The Vasa Ergometer was introduced in 2004. The "erg" allows athletes to simulate swim strokes with variable wind resistance that can be adjusted to feel like a fast or slow current. You can vary the resistance, your stroke rate and your stroke power to fine tune each workout - from light, range of motion, rehab work to swim-set simulations to race intensity simulations to maximum power intervals. An electronic performance monitor that provides precise feedback for: time; distance; pace; stroke rate; right & left arm force; and watts. If one side is weaker than the other, the monitor displays it. It is ideal for doing repeatable training workouts, performance testing, or even indoor racing without getting wet. This latter point is important and useful for those people who have allergies, skin problems or respiratory ailments caused by swimming in harsh pool environments.

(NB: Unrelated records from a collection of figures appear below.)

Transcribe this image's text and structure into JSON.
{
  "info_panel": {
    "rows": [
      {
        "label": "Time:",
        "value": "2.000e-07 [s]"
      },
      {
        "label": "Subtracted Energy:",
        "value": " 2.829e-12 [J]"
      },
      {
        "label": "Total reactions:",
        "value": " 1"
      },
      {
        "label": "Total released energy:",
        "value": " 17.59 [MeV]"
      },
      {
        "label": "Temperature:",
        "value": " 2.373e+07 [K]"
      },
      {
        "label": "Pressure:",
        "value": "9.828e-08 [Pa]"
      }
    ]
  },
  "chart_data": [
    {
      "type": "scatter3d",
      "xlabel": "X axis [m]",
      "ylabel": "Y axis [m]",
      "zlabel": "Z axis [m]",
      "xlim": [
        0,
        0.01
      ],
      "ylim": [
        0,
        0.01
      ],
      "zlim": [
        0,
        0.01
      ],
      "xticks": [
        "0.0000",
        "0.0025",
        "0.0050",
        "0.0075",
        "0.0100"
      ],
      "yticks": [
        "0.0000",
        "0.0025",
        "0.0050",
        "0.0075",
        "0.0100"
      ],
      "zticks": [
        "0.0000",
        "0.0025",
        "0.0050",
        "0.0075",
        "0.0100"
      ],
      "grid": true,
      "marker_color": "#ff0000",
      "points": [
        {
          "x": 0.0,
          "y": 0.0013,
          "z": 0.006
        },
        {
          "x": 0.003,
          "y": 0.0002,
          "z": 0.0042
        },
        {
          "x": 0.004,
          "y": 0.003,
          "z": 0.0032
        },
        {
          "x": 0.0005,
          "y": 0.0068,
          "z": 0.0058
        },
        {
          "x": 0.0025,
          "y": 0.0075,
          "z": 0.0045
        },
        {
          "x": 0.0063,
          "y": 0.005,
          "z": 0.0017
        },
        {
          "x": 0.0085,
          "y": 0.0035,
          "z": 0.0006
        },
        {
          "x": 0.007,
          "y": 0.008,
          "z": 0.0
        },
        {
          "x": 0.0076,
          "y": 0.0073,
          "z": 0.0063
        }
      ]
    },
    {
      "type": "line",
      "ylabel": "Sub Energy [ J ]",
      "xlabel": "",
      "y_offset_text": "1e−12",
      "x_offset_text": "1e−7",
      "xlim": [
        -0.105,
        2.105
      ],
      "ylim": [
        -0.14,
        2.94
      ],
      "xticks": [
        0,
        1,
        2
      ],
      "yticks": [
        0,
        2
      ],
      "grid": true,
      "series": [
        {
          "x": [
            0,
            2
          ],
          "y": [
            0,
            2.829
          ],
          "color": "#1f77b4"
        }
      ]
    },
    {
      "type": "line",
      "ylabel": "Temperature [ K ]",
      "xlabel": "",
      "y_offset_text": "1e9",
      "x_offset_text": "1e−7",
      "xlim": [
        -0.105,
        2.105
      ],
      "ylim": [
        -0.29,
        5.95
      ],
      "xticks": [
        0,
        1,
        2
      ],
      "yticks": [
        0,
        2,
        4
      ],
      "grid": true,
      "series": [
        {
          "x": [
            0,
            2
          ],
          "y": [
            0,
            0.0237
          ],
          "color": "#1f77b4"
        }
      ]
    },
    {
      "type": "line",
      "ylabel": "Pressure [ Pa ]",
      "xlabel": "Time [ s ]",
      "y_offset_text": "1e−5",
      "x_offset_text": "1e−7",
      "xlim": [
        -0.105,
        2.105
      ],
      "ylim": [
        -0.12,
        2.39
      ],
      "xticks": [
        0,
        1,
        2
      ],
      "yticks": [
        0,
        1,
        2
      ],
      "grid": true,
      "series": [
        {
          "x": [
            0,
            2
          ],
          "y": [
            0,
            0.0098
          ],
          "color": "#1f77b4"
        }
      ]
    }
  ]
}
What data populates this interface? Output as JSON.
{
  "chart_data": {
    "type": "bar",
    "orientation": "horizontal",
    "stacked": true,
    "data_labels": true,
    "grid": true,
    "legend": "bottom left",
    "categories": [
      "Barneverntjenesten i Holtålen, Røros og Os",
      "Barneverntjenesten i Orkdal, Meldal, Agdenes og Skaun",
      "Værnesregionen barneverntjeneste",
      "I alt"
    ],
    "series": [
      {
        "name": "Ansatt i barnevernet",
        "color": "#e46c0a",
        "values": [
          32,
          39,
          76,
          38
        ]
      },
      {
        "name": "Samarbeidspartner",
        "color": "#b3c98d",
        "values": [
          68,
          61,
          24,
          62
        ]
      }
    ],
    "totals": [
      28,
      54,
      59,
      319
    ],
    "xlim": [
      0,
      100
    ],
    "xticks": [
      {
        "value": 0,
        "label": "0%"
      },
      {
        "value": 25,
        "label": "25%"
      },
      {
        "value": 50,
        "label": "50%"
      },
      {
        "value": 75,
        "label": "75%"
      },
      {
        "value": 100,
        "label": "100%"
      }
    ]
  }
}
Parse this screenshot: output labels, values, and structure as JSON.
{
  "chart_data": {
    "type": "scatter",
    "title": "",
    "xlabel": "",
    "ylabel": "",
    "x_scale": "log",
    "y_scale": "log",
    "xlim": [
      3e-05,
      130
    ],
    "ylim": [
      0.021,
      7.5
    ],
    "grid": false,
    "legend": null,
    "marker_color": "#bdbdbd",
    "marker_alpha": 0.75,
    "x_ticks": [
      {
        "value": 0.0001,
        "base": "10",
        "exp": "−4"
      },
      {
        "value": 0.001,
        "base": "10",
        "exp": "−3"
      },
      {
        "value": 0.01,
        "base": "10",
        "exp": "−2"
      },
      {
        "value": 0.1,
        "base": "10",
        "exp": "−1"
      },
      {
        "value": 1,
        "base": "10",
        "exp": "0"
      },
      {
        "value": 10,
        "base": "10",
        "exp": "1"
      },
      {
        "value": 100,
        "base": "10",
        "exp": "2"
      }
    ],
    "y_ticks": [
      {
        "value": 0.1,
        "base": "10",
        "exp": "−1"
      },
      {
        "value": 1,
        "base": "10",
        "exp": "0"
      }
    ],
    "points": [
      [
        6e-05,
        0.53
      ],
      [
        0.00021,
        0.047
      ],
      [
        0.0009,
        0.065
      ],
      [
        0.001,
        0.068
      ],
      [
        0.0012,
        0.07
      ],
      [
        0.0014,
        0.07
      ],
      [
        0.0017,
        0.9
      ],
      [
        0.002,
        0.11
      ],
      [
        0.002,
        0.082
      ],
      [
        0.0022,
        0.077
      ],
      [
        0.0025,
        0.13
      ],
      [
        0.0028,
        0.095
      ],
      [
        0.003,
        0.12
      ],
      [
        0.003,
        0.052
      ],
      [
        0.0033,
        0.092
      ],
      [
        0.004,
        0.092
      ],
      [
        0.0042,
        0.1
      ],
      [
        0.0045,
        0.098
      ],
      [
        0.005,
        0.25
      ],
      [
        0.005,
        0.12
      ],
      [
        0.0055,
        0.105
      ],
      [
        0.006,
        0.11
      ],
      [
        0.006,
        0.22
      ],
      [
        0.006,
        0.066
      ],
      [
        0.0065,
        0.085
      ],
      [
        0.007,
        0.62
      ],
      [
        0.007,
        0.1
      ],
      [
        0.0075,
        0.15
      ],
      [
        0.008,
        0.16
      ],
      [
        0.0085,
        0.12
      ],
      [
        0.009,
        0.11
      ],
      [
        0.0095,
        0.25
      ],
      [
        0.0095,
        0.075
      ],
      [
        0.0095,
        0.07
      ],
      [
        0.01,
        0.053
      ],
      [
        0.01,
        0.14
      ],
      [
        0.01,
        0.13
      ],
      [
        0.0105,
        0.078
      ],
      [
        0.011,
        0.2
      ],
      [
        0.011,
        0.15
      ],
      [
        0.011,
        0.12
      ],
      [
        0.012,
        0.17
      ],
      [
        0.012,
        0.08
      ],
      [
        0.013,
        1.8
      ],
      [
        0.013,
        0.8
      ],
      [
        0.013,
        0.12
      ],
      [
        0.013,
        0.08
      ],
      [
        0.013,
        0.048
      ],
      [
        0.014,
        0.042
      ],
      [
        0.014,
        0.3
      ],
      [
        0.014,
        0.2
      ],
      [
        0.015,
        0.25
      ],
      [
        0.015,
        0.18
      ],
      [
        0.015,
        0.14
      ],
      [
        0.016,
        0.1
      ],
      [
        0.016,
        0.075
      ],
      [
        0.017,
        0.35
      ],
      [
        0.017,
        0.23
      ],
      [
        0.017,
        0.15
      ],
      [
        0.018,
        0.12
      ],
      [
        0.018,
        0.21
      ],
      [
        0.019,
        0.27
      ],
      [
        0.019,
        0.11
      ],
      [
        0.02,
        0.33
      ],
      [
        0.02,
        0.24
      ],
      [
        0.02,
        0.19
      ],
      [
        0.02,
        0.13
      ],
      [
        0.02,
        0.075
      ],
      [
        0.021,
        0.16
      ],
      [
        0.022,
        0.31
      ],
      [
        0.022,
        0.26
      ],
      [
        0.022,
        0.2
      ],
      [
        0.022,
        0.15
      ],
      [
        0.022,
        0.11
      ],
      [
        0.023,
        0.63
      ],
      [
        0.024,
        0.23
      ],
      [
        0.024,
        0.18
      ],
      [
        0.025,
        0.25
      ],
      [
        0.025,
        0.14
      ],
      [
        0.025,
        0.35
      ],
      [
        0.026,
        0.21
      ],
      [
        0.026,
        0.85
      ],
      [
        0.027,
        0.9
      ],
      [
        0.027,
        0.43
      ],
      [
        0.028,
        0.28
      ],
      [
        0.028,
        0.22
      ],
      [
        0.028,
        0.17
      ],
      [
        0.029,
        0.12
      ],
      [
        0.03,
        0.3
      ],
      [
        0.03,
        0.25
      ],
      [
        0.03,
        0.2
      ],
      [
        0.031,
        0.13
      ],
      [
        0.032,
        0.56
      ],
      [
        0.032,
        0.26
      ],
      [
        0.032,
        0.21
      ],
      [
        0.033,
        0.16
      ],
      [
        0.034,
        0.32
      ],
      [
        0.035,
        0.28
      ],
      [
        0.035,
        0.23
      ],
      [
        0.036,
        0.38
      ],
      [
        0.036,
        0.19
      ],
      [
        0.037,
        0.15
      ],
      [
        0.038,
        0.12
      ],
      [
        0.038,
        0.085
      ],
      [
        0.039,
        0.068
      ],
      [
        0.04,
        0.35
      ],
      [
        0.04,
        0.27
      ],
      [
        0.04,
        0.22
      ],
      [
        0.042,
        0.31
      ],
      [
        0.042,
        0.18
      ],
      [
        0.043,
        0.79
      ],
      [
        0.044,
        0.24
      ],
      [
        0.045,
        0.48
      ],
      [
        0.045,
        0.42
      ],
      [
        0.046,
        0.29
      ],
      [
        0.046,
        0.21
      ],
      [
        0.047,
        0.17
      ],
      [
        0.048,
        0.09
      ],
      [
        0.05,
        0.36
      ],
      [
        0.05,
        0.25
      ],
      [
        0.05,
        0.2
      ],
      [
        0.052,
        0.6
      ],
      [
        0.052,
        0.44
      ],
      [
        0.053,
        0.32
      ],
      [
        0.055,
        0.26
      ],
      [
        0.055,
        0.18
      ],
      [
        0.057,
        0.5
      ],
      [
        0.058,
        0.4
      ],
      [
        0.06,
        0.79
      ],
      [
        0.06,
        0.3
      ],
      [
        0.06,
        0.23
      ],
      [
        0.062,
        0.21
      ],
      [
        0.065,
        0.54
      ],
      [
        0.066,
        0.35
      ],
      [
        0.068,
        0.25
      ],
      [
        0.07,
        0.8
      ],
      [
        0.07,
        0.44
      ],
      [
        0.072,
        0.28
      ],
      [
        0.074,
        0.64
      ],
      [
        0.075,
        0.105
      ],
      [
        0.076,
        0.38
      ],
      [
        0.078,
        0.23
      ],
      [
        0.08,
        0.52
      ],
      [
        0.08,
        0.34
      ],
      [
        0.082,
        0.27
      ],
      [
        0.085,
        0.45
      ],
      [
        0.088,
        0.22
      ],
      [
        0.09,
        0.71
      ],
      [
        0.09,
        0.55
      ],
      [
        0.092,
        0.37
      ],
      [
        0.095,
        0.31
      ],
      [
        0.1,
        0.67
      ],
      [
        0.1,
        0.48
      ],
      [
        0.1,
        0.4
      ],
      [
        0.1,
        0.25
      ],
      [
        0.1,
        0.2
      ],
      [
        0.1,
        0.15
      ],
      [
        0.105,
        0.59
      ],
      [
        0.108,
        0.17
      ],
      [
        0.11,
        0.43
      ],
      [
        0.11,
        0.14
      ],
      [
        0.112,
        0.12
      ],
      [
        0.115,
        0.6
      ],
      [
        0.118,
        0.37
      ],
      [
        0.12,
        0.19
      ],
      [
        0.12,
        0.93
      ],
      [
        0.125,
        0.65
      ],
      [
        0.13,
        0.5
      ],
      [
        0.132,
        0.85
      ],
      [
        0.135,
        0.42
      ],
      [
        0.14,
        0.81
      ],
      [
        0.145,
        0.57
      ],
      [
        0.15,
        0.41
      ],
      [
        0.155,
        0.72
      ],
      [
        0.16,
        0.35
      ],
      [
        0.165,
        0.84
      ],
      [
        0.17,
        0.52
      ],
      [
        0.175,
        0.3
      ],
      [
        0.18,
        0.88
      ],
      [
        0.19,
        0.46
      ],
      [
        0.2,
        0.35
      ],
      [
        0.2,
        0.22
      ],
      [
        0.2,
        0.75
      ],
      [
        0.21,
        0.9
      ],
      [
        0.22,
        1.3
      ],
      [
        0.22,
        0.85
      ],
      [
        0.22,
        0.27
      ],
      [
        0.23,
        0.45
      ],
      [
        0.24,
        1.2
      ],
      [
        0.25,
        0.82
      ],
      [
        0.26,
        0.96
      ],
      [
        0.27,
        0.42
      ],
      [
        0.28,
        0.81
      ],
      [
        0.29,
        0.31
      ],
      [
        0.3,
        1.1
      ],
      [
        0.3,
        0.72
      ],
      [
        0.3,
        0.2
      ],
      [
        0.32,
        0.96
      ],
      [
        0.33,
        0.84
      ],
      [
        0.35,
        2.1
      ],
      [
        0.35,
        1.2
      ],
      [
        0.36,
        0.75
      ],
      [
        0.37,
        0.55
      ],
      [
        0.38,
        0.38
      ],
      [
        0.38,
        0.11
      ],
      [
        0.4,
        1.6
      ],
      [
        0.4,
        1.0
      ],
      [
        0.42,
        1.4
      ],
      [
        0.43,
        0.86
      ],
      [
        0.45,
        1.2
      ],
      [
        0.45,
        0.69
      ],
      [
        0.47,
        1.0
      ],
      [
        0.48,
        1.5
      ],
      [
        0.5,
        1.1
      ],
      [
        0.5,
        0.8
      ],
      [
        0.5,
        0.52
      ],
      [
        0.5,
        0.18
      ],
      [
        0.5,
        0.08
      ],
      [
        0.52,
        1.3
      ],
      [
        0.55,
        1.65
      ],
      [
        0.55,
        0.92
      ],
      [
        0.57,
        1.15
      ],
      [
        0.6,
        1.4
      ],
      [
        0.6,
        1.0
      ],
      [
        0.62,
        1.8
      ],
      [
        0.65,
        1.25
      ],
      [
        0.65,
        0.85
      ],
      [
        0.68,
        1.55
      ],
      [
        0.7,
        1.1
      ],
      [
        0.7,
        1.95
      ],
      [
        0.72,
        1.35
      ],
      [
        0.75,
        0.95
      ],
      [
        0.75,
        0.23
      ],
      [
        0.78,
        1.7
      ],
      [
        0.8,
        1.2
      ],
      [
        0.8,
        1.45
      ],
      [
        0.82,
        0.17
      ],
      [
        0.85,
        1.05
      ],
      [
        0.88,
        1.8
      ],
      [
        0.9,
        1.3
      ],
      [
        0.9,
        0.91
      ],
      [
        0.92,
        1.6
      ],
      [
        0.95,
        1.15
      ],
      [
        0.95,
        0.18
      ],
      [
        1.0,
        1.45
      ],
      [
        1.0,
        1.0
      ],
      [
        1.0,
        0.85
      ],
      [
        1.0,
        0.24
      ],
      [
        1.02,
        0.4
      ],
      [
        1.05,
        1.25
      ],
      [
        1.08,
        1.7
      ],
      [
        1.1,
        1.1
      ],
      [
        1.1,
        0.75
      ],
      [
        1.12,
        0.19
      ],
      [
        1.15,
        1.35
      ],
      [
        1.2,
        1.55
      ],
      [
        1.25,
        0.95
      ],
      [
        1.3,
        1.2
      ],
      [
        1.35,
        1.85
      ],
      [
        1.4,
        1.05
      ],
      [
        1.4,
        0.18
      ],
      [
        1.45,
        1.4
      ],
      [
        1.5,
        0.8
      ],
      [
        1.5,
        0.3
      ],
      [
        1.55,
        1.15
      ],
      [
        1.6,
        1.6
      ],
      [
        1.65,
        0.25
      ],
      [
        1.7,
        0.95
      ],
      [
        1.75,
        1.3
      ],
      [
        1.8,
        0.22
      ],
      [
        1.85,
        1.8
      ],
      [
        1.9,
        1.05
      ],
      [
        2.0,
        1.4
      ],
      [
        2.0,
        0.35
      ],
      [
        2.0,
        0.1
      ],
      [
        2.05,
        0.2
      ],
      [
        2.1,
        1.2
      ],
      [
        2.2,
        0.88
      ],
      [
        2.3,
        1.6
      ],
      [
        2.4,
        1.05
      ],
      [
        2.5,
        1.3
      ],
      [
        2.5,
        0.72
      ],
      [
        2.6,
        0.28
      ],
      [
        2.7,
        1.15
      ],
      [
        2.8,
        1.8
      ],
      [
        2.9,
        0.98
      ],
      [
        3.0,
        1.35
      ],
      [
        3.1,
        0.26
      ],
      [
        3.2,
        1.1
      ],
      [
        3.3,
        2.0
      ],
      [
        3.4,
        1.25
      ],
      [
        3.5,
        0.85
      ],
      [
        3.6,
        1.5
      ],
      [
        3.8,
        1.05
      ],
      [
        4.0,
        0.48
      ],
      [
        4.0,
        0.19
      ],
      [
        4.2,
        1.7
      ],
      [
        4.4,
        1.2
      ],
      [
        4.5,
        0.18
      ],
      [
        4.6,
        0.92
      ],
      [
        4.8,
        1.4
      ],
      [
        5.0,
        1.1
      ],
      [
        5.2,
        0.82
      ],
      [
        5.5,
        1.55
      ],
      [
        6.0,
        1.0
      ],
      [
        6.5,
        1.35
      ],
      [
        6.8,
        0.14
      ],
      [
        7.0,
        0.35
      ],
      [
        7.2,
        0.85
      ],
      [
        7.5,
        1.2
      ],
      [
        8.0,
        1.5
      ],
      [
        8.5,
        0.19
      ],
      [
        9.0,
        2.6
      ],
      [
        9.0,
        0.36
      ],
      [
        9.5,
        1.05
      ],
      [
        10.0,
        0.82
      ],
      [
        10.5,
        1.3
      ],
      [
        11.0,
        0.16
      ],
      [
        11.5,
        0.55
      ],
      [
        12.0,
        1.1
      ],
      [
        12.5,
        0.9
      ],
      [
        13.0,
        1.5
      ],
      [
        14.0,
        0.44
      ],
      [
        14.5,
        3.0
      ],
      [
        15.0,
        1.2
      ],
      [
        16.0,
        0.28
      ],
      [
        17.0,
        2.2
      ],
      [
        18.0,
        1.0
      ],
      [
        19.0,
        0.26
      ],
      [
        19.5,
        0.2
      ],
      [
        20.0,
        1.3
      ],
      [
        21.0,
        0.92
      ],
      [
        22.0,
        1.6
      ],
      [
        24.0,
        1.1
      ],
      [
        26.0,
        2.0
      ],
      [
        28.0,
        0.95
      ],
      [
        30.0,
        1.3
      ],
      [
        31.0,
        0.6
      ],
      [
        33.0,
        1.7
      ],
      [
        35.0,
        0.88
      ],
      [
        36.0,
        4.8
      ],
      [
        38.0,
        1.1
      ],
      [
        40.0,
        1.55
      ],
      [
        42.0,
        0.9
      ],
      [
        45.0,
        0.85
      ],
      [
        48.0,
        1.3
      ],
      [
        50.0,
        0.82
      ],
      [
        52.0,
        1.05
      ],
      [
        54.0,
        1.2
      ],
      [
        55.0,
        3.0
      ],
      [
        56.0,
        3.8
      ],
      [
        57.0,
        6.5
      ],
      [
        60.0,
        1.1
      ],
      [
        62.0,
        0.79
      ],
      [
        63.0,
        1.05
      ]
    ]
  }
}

The DrySwim Trainer and Exerciser, invented by Swim Coach James Davis and Chief Engineer Paul Dowd, is the first truly ergonomicly designed exercise machine for swimmers. The DrySwim Trainer conforms to the natural and desired body rotation to maintain a steady pace while conserving energy and swimming with “the body” and not just the “arms and legs”. There is nothing that you can do in the water that you can't do on the DrySwimTrainer. You can train distance or sprints. You can do long workouts or short ones. You can do drills including "the catch up" or "single arm drills". In fact, swimming on The DrySwim Trainer burns more fat then swimming the same workout in the water.